Während ich also warte und ein Gebet spreche, fallen mir die vertrauten Worte einer Bibelstelle aus dem 1. Korintherbrief ein. „Jetzt schauen wir in einen Spiegel und sehen nur rätselhafte Umrisse, dann aber schauen wir von Angesicht zu Angesicht. Jetzt erkenne ich nur unvollkommen, dann aber werde ich durch und durch erkennen, so wie ich auch durch und durch erkannt worden bin.“

Ist nun Dein Auge klar, wird Dein ganzer leib im Lichte sein (Matthäus 6,22)
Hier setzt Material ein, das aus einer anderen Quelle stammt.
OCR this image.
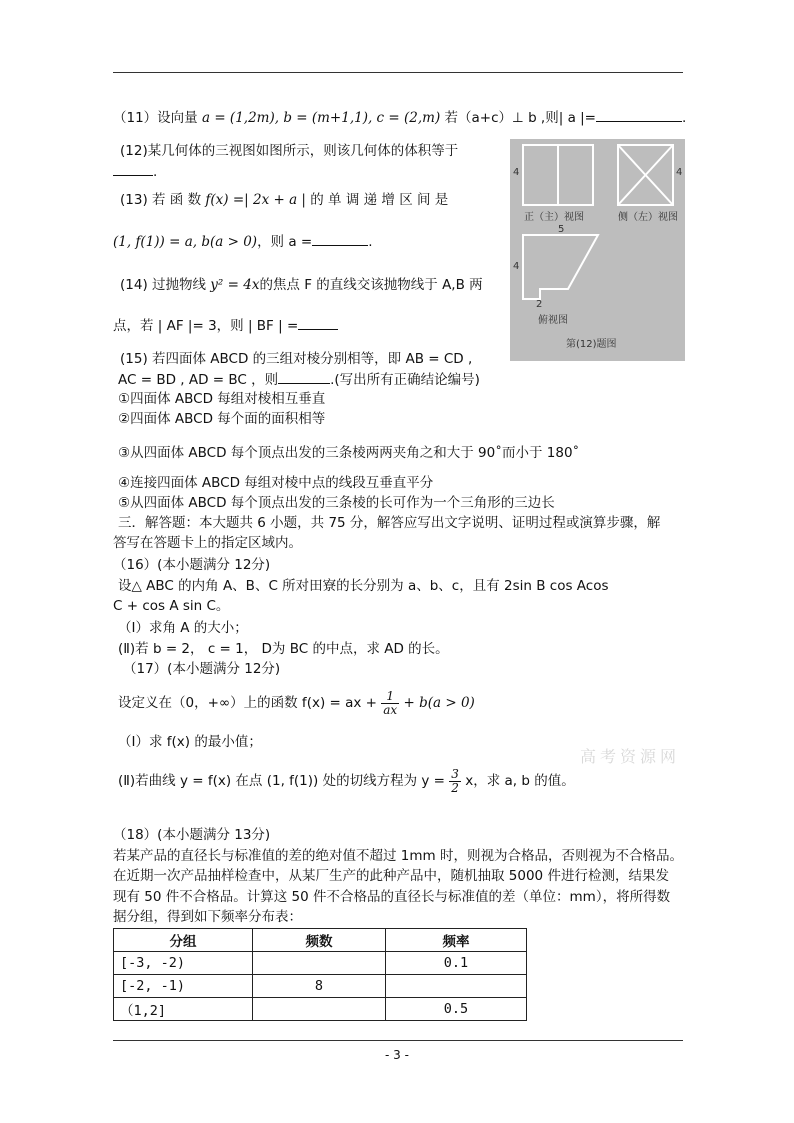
（11）设向量 a = (1,2m), b = (m+1,1), c = (2,m) 若（a+c）⊥ b ,则| a |=	.
(12)某几何体的三视图如图所示，则该几何体的体积等于
.
(13) 若 函 数 f(x) =| 2x + a | 的 单 调 递 增 区 间 是
(1, f(1)) = a, b(a > 0)，则 a =	.
(14) 过抛物线 y² = 4x的焦点 F 的直线交该抛物线于 A,B 两
点，若 | AF |= 3，则 | BF | =
4	4
正（主）视图	侧（左）视图
5
4
2
俯视图
第(12)题图
(15) 若四面体 ABCD 的三组对棱分别相等，即 AB = CD ,
AC = BD , AD = BC ，则	.(写出所有正确结论编号)
①四面体 ABCD 每组对棱相互垂直
②四面体 ABCD 每个面的面积相等
③从四面体 ABCD 每个顶点出发的三条棱两两夹角之和大于 90˚而小于 180˚
④连接四面体 ABCD 每组对棱中点的线段互垂直平分
⑤从四面体 ABCD 每个顶点出发的三条棱的长可作为一个三角形的三边长
三．解答题：本大题共 6 小题，共 75 分，解答应写出文字说明、证明过程或演算步骤，解
答写在答题卡上的指定区域内。
（16）(本小题满分 12分)
设△ ABC 的内角 A、B、C 所对田寮的长分别为 a、b、c，且有 2sin B cos Acos
C + cos A sin C。
（Ⅰ）求角 A 的大小；
(Ⅱ)若 b = 2， c = 1， D为 BC 的中点，求 AD 的长。
（17）(本小题满分 12分)
设定义在（0，+∞）上的函数 f(x) = ax + $\frac{1}{ax} + b(a > 0)$
（Ⅰ）求 f(x) 的最小值；
(Ⅱ)若曲线 y = f(x) 在点 (1, f(1)) 处的切线方程为 $y = \frac{3}{2}$ x，求 a, b 的值。
高考资源网
（18）(本小题满分 13分)
若某产品的直径长与标准值的差的绝对值不超过 1mm 时，则视为合格品，否则视为不合格品。
在近期一次产品抽样检查中，从某厂生产的此种产品中，随机抽取 5000 件进行检测，结果发
现有 50 件不合格品。计算这 50 件不合格品的直径长与标准值的差（单位：mm），将所得数
据分组，得到如下频率分布表：
分组	频数	频率
[-3, -2)		0.1
[-2, -1)	8	
（1,2]		0.5
- 3 -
Bis in den nächsten Tag hinein begleiten mich nun diese Gedanken. Dann ist es soweit und der Verband wird abgenommen. Von Angesicht zu Angesicht stehe ich meiner Mutter gegenüber und erkenne direkt die erhoffte wiedergewonnene Klarheit ihres Blickes. Und sie bestätigt es, wenn auch in etwas anderen Worten: Die rätselhaft gewordenen Umrisse ihrer Umgebung werden wieder schärfer. Gott sei Dank. Sie lächelt. Ich lächle zurück in der Gewissheit, dass sie mein Lächeln endlich wieder ebenso erkennen kann wie ich ihres. Da ist sie also wieder, meine Mutter!

In diesem Moment erkenne ich in meinem Herzen eine neue Facette dieser längst bekannten Bibelstelle. Das geschieht einfach mal fern aller wichtigen und absolut notwendigen Bibelwissenschaft. Denn das nächste Mal, wenn ich diese Worte aus dem Korintherbrief hören werde, werden sie um eine ganz persönliche Erfahrung reicher sein. Dann nämlich werde ich vor meinem inneren Auge meine Mutter vor ihrem Spiegel stehen sehen. Und sie wird mir aus ihren strahlend grünen Augen durch ihn hindurch zulächeln.